Schwule und Lesben sind schockiert

Die Sozialisten sind inzwischen offen besorgt. Ihr Chef im Senat, der Hollande-Vertraute François Rebsamen, warnte UMP-Chef Copé vor einem "Spiel mit dem Feuer". Die Demos gegen die Homo-Ehe würden instrumentalisiert, sagte er und fügte hinzu: "Die UMP akzeptiert ihre Wahlniederlage vom vergangenen Mai nicht und alles ist ihr recht, um Hysterie in die Gesellschaft zu tragen."

Für viele Schwule und Lesben ist die ungeahnte Härte der Konfrontation ein Schock. Sie müssen mit Entsetzen feststellen, wie sehr sich ein großer Teil der Bevölkerung dagegen stemmt, dass Homosexuelle künftig heiraten und als Paare Kinder adoptieren dürfen. Vor allem Ältere fühlen sich um Jahrzehnte zurückversetzt, als offener Schwulenhass und Homophobie noch an der Tagesordnung waren.

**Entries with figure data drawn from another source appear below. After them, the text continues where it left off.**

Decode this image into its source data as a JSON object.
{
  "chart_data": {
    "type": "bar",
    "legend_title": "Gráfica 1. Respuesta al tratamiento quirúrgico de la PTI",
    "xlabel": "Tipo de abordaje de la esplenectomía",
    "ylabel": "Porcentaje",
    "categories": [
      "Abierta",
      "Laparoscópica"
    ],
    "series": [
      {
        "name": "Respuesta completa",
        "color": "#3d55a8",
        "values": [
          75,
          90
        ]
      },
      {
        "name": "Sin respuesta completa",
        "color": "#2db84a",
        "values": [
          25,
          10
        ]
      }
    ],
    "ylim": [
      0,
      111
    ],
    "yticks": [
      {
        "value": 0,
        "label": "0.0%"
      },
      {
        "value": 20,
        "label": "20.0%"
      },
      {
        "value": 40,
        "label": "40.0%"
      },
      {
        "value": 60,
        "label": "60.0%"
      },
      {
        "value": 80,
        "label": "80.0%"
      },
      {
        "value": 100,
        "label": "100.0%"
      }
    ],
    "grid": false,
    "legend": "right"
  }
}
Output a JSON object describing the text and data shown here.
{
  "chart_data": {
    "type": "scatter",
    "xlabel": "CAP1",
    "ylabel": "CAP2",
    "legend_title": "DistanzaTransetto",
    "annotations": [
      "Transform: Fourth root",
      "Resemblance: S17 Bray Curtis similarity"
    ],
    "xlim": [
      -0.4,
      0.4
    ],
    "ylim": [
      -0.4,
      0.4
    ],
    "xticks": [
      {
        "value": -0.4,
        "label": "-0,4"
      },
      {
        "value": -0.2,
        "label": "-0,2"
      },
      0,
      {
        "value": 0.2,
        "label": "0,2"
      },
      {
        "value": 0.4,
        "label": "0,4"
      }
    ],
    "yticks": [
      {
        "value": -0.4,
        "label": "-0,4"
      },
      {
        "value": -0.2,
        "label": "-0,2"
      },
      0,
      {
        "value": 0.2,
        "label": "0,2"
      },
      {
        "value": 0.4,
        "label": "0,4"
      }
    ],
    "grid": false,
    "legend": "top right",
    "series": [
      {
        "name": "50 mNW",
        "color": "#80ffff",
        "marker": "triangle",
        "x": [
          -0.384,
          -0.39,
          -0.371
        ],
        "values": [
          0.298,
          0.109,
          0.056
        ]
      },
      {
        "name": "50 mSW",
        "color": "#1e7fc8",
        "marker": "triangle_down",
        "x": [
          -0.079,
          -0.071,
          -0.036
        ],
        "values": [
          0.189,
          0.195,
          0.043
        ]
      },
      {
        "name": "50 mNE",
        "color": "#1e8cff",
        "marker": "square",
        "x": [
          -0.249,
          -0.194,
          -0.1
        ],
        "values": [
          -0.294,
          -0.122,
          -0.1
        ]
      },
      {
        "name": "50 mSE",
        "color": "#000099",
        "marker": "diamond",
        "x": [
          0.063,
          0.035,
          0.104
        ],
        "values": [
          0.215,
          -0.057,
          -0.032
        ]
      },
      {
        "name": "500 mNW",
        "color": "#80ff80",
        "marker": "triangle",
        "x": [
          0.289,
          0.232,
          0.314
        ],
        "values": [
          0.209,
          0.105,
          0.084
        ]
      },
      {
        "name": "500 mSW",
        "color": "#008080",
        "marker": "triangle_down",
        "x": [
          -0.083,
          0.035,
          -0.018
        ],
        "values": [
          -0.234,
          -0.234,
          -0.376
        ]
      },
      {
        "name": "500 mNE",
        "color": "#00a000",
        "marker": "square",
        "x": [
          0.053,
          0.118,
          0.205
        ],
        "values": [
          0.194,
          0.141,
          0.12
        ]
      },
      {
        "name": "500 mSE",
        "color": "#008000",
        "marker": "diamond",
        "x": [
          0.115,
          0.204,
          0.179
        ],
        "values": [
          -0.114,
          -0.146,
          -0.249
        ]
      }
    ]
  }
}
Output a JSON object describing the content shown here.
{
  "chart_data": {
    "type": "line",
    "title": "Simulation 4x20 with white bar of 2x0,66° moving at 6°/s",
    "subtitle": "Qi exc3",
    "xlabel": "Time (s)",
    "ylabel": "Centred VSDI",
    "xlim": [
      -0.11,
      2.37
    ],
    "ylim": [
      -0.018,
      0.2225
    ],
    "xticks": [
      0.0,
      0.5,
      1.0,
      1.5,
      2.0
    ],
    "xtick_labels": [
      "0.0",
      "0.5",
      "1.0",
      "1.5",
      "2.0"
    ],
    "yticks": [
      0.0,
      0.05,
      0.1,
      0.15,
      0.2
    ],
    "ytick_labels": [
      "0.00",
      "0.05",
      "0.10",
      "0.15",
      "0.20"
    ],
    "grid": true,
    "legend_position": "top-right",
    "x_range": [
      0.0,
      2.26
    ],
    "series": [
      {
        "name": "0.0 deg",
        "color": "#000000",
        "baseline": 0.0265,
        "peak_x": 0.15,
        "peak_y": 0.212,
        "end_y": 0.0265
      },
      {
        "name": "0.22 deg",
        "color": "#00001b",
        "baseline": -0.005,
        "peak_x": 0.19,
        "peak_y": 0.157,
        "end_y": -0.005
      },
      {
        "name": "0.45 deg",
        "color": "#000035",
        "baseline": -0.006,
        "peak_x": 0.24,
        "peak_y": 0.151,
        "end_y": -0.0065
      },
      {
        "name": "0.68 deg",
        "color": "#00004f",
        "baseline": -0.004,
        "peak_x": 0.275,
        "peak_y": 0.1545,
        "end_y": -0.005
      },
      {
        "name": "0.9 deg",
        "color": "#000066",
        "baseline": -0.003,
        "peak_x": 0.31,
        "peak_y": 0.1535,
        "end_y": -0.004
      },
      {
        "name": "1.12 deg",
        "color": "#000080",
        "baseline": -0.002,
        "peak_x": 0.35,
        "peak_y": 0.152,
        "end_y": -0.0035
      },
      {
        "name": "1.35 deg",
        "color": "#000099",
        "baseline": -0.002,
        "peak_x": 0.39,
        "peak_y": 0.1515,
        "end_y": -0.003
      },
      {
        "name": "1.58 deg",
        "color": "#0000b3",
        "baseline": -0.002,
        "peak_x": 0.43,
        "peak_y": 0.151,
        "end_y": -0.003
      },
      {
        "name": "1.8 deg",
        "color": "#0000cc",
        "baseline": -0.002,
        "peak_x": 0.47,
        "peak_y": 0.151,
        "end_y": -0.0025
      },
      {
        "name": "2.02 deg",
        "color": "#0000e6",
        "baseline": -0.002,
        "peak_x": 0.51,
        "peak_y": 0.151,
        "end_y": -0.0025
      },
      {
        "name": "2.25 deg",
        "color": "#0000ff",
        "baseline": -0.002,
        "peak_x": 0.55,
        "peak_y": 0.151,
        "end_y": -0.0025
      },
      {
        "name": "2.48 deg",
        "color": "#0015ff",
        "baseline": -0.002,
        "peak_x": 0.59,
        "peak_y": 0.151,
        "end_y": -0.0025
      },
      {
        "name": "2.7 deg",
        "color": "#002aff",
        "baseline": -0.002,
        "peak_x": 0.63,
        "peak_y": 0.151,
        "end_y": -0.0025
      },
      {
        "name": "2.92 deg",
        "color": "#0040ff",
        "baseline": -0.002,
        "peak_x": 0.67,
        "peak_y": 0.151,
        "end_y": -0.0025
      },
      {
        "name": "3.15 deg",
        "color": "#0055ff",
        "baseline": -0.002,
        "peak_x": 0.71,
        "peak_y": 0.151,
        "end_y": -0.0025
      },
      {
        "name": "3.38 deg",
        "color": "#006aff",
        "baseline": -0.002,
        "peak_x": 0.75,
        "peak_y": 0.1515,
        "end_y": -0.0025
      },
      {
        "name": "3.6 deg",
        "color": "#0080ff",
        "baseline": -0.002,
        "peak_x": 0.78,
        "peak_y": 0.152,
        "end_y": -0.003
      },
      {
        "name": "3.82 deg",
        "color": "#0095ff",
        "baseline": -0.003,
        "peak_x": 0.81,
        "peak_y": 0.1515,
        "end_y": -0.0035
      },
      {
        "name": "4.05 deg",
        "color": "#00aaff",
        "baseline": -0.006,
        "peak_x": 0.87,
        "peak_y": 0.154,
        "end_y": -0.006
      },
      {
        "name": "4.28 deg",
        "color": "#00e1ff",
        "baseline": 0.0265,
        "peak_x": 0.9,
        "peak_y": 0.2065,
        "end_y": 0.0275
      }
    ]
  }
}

Betroffene Jugendliche berichten bei Hilfsorganisationen wie "Le Refuge" (Die Zufluchtsstätte) verzweifelt, wie ihre eigenen Eltern sich an den Massendemonstrationen gegen die Homo-Ehe beteiligen. "Das Schlimmste ist, dass sie nicht einmal wissen, wie sehr sie mir wehtun", schreibt ein schwuler 17-Jähriger, der bislang nicht den Mut fand, sich zu outen.

Klima der Intoleranz

Bei den Gegnern der Homo-Ehe spielen Gefühle ebenfalls eine große Rolle, doch sind dies eher Unverständnis und Wut. Der Großteil beteuert, keineswegs homophob zu sein und sieht sich vor allem im Kampf für die Rechte von Kindern. "Zu verhindern, dass ein Kind Vater und Mutter hat, das geht zu weit", heißt es. Zudem wird darauf verwiesen, über per Lebenspartnerschaft verbundene Paare verfügten schon jetzt über die gleichen Steuervorteile wie verheiratete.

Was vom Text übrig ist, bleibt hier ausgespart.